My Beardie died yesterday (Christmas eve) ive only had him 2 weeks, maybe not even that!

he had bite marks on his tail. he was breathing and blinking but not moving. then Neil look about an hour later and he'd died!

but my other beardies OK!!

so i dont no whats happened!
he was usually really lively!

i dont no whats been biting him. the crickets?

they were meant to be a Christmas prezzie.
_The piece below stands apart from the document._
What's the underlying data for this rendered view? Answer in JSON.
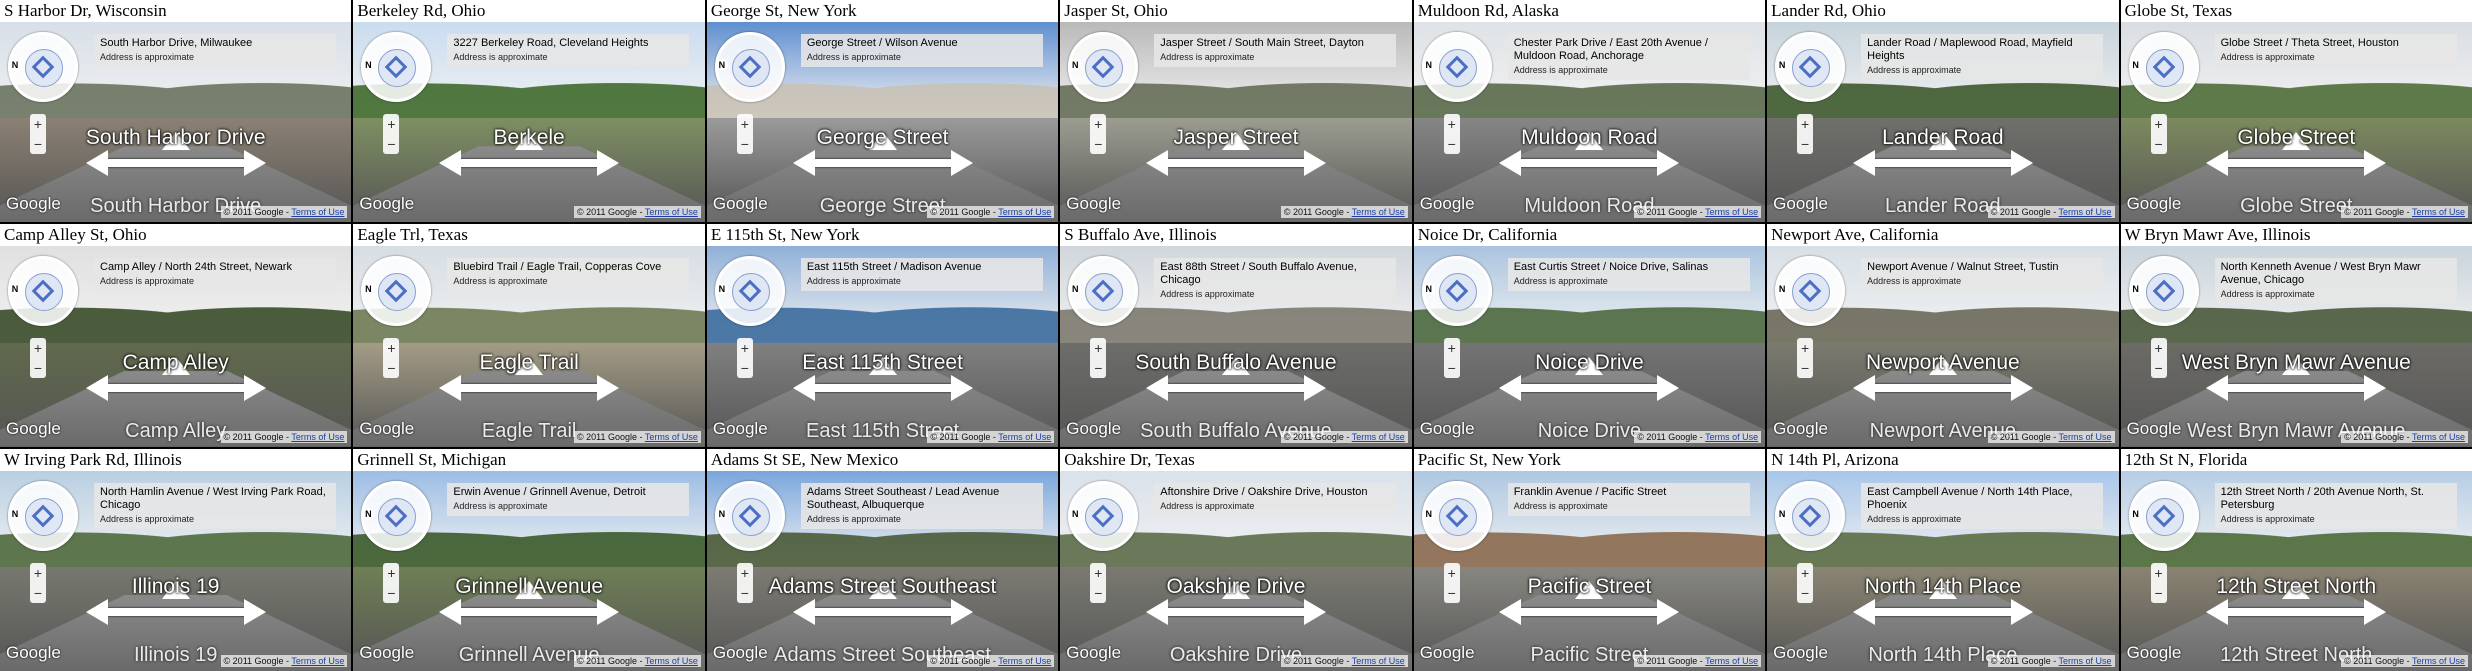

Neils on about getting me another one.

im gutted! 

=(

x


----------



## ANT (Nov 11, 2007)

sorry to hear that  R.I.P little one


----------



## snakehead (May 21, 2007)

so sorry 4 ur loss


----------



## Bexie (Dec 20, 2007)

im tempted to take him back to the pet shop because he was only 13-14 weeks old!

& when i went to look @ them before neil brought them there was a dead beardie in the tank!

so i dont no if they had somthing. 

if id done somthing wrong then the other one would of died aswell!

might ask for my money back.

dont no what 2 do.


----------



## ANT (Nov 11, 2007)

whixh one was it in the picture in your sig? is it the one with massive eyes?


----------



## Bexie (Dec 20, 2007)

its hard 2 tell cos i usualy looked @ the colour.

but yeah i think it is


----------



## Iliria (Jan 19, 2007)

r.i.p


----------



## Nelson77321 (Nov 18, 2007)

r.i.p


----------



## Drummerkid (Sep 24, 2007)

r.i.p little one


----------



## mleadley (Oct 1, 2007)

Unlucky !!!!


----------



## stephenie191 (May 29, 2007)

Sorry to hear that but if they had a dead one in the tank you really shouldn't have got one from there!

I would take it back, complain but don't get another one from there.

Try a breeder - and make sure you quarantine the new one (if you do get one)

Good luck : victory:


----------



## Phillipl (May 21, 2007)

Rip


----------



## kennedykrew (Jul 31, 2006)

:bash: Always sad when an animal dies:bash:


----------



## mleadley (Oct 1, 2007)

Sorry to hear that !!!


----------



## cupcake.1978 (Aug 14, 2007)

RIP Caramel


----------